An excerpt from Max Ehrmann’s Desiderata, and I want to share it with you.
I’ve read the Desiderata once, or twice—I don’t actually know how many times—but I only felt that it “hit” me when I encountered it again on my university’s yearbook, just before the opening of the winter term.
It was just like any other sweetly timid afternoon and I was in the dormitory trunkroom looking for a mop. Honestly, I didn’t really like the idea of tidying up my room as I was quite lazy that day (and it still looked okay anyway). Then there it was! Right next to the box where the floor mops and other cleaning stuffs are kept, was a pile of old ICU (International Christian University—not what you think it means
) yearbooks. Faces of the graduates…pictures of the faculty and staff…moments of college life…clubs and orgs… Desiderata. “Go placidly amid the noise and haste, and remember what peace there may be in silence….”
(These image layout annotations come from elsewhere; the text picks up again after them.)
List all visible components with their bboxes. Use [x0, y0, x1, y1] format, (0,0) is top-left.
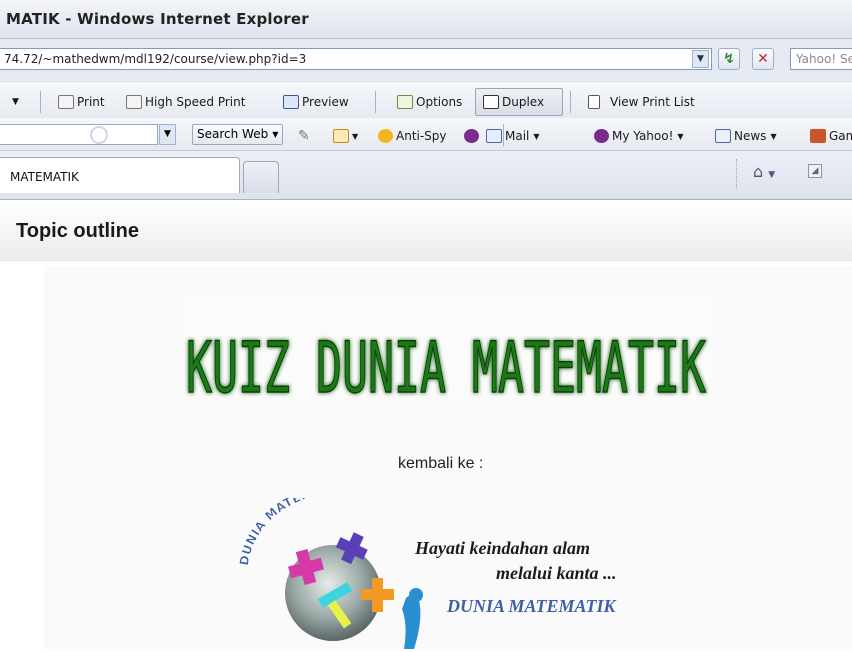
toolbar-chevron-icon[interactable]: ▼: [12, 93, 19, 111]
yahoo-search-input[interactable]: Yahoo! Se: [790, 48, 852, 70]
tab-label: MATEMATIK: [10, 170, 79, 184]
address-dropdown-icon[interactable]: ▼: [692, 50, 709, 68]
print-button[interactable]: Print: [58, 93, 105, 111]
headset-button[interactable]: [464, 127, 482, 145]
banner-text: KUIZ DUNIA MATEMATIK: [186, 327, 706, 402]
new-tab-button[interactable]: [243, 161, 279, 193]
print-list-icon: [588, 95, 600, 109]
home-icon[interactable]: ⌂ ▼: [753, 162, 775, 181]
kuiz-banner-graphic: KUIZ DUNIA MATEMATIK: [185, 326, 706, 402]
window-icon: [333, 129, 349, 143]
window-option-button[interactable]: ▼: [333, 127, 358, 145]
slogan-line-2: melalui kanta ...: [496, 563, 617, 583]
preview-icon: [283, 95, 299, 109]
search-web-button[interactable]: Search Web ▼: [192, 124, 284, 145]
rss-icon[interactable]: ◢: [808, 164, 822, 178]
high-speed-print-button[interactable]: High Speed Print: [126, 93, 245, 111]
print-toolbar: ▼ Print High Speed Print Preview Options…: [0, 84, 852, 118]
headset-icon: [464, 129, 479, 143]
games-icon: [810, 129, 826, 143]
antispy-icon: [378, 129, 393, 143]
window-titlebar: MATIK - Windows Internet Explorer: [0, 0, 852, 39]
tab-row: MATEMATIK: [0, 151, 852, 200]
toolbar-separator: [375, 91, 376, 113]
yahoo-toolbar-search-input[interactable]: [0, 124, 158, 145]
view-print-list-button[interactable]: View Print List: [588, 93, 695, 111]
toolbar-separator: [40, 91, 41, 113]
games-button[interactable]: Gam: [810, 127, 852, 145]
preview-button[interactable]: Preview: [283, 93, 349, 111]
mail-button[interactable]: Mail ▼: [486, 127, 540, 145]
news-icon: [715, 129, 731, 143]
toolbar-separator: [570, 91, 571, 113]
slogan-brand: DUNIA MATEMATIK: [447, 596, 616, 616]
tab-matematik[interactable]: MATEMATIK: [0, 157, 240, 193]
my-yahoo-button[interactable]: My Yahoo! ▼: [594, 127, 684, 145]
duplex-icon: [483, 95, 499, 109]
page-title: Topic outline: [16, 220, 139, 242]
address-url[interactable]: 74.72/~mathedwm/mdl192/course/view.php?i…: [4, 52, 306, 66]
my-yahoo-icon: [594, 129, 609, 143]
tab-row-separator: [736, 159, 738, 189]
print-icon: [58, 95, 74, 109]
figure-icon: [402, 594, 421, 649]
address-bar[interactable]: 74.72/~mathedwm/mdl192/course/view.php?i…: [0, 48, 712, 70]
window-title: MATIK - Windows Internet Explorer: [6, 10, 309, 28]
mail-icon: [486, 129, 502, 143]
options-icon: [397, 95, 413, 109]
refresh-icon[interactable]: ↯: [718, 48, 740, 70]
pen-icon[interactable]: ✎: [298, 127, 310, 145]
back-label: kembali ke :: [398, 455, 484, 472]
toolbar-separator: [503, 124, 504, 146]
address-row: 74.72/~mathedwm/mdl192/course/view.php?i…: [0, 39, 852, 83]
topic-header: Topic outline: [0, 200, 852, 261]
options-button[interactable]: Options: [397, 93, 462, 111]
antispy-button[interactable]: Anti-Spy: [378, 127, 447, 145]
yahoo-search-placeholder: Yahoo! Se: [796, 52, 852, 66]
slogan-line-1: Hayati keindahan alam: [415, 538, 591, 558]
magnifier-icon: [90, 126, 108, 144]
kuiz-banner: KUIZ DUNIA MATEMATIK: [182, 298, 710, 402]
stop-icon[interactable]: ✕: [752, 48, 774, 70]
news-button[interactable]: News ▼: [715, 127, 777, 145]
duplex-label-wrap[interactable]: Duplex: [483, 93, 544, 111]
search-dropdown-icon[interactable]: ▼: [159, 124, 176, 145]
print-icon: [126, 95, 142, 109]
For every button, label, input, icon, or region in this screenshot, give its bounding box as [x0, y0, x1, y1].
I’d never thought I’d be cleaning up my room with such vigor! That’s what a piece of good literature—and a truthful one—can do.
Hope you’ll always remember these lines:
You are a child of the universe,
no less than the trees and the stars;
you have a right to be here.
And whether or not it is clear to you,
no doubt the universe is unfolding as it should,
and go in your way inspired and overflowing with goodness to share. Even just in cleaning your room.